How Alphabet’s AI Research System is Transforming Hurricane Prediction with Rapid Pace
As Tropical Storm Melissa was churning south of Haiti, meteorologist Philippe Papin felt certain it would soon grow into a major tropical system.
As the primary meteorologist on duty, he predicted that in just 24 hours the weather system would become a category 4 hurricane and begin a turn towards the coast of Jamaica. Not a single expert had previously made such a bold prediction for quick intensification.
However, Papin possessed a secret advantage: artificial intelligence in the guise of Google’s recently introduced DeepMind hurricane model – released for the initial occasion in June. True to the forecast, Melissa evolved into a storm of astonishing strength that ravaged Jamaica.
Growing Reliance on Artificial Intelligence Predictions
Forecasters are heavily relying upon the AI system. During 25 October, Papin explained in his public discussion that the AI tool was a primary reason for his certainty: “Roughly 40/50 AI ensemble members show Melissa reaching a most intense storm. Although I am not ready to forecast that intensity yet given path variability, that is still plausible.
“It appears likely that a period of rapid intensification is expected as the storm drifts over exceptionally hot sea temperatures which represent the most extreme oceanic heat content in the entire Atlantic basin.”
Surpassing Conventional Systems
Google DeepMind is the first artificial intelligence system dedicated to tropical cyclones, and now the first to outperform standard weather forecasters at their own game. Across all tropical systems this season, Google’s model is top-performing – surpassing human forecasters on track predictions.

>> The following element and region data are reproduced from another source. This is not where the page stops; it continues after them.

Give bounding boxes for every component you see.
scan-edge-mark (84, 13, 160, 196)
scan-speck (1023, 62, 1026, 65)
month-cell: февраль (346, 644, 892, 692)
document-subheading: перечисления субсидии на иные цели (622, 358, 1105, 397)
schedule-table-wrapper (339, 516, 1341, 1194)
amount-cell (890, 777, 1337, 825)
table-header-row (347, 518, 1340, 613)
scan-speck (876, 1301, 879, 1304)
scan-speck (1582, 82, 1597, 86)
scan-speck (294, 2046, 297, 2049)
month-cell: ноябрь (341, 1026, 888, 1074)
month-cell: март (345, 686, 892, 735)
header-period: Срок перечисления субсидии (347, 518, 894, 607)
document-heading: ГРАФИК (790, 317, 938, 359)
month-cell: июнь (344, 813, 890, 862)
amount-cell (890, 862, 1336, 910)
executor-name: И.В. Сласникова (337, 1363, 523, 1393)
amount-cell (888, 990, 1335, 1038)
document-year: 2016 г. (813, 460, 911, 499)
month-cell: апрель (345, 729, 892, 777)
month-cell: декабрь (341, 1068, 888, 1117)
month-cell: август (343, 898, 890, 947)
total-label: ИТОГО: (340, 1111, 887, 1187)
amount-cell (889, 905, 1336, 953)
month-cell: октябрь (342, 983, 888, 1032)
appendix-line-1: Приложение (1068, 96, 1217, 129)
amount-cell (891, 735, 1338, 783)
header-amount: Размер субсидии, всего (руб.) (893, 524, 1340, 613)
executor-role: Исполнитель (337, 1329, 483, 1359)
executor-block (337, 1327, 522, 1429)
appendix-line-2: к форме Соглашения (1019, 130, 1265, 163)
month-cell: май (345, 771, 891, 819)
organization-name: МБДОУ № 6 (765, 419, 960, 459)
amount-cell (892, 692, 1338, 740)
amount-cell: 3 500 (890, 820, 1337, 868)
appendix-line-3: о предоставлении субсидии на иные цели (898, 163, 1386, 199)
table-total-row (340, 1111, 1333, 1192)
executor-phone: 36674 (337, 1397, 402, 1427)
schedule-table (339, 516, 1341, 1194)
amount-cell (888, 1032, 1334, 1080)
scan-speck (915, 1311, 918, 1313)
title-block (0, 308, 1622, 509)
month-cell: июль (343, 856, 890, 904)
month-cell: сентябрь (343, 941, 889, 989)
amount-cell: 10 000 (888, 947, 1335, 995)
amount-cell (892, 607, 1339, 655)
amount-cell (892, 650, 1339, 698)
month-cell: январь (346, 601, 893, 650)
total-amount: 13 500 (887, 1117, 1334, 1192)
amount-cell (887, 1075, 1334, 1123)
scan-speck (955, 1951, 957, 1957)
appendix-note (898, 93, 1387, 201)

The hurricane ultimately struck in Jamaica at category 5 intensity, one of the strongest coastal impacts recorded in almost 200 years of record-keeping across the region. The confident prediction likely gave people in Jamaica additional preparation time to prepare for the disaster, possibly saving lives and property.
The Way The System Functions
The AI system operates through spotting patterns that traditional time-intensive scientific prediction systems may overlook.
“They do it much more quickly than their traditional counterparts, and the computing power is less expensive and time consuming,” said Michael Lowry, a ex forecaster.
“This season’s events has demonstrated in short order is that the newcomer artificial intelligence systems are competitive with and, in certain instances, superior than the slower physics-based forecasting tools we’ve relied upon,” Lowry added.
Understanding Machine Learning
To be sure, the system is an example of machine learning – a technique that has been employed in data-heavy sciences like meteorology for years – and is distinct from generative AI like ChatGPT.
AI training takes large datasets and extracts trends from them in a such a way that its system only takes a few minutes to come up with an answer, and can operate on a standard PC – in strong contrast to the primary systems that authorities have used for decades that can take hours to process and require some of the biggest high-performance systems in the world.
Professional Responses and Future Advances
Still, the reality that Google’s model could outperform previous gold-standard traditional systems so quickly is truly remarkable to meteorologists who have spent their careers trying to predict the most intense weather systems.
“I’m impressed,” commented James Franklin, a former forecaster. “The sample is sufficient that it’s pretty clear this is not a case of beginner’s luck.”
He said that while Google DeepMind is outperforming all competing systems on forecasting the future path of storms worldwide this year, like many AI models it occasionally gets extreme strength forecasts inaccurate. It struggled with Hurricane Erin previously, as it was also undergoing rapid intensification to category 5 north of the Caribbean.
In the coming offseason, Franklin said he intends to talk with Google about how it can enhance the DeepMind output even more helpful for experts by providing extra internal information they can utilize to assess exactly why it is coming up with its conclusions.
“The one thing that troubles me is that although these predictions seem to be really, really good, the results of the system is essentially a black box,” remarked Franklin.
Broader Industry Developments
There has never been a commercial entity that has developed a high-performance weather model which grants experts a view of its techniques – in contrast to nearly all systems which are provided at no cost to the public in their entirety by the governments that created and operate them.
Google is not the only one in starting to use artificial intelligence to address challenging weather forecasting problems. The authorities also have their own AI weather models in the works – which have also shown improved skill over previous traditional systems.
The next steps in artificial intelligence predictions seem to be startup companies tackling previously difficult problems such as sub-seasonal outlooks and better advance warnings of severe weather and flash flooding – and they are receiving federal support to do so. One company, WindBorne Systems, is also deploying its own weather balloons to fill the gaps in the national monitoring system.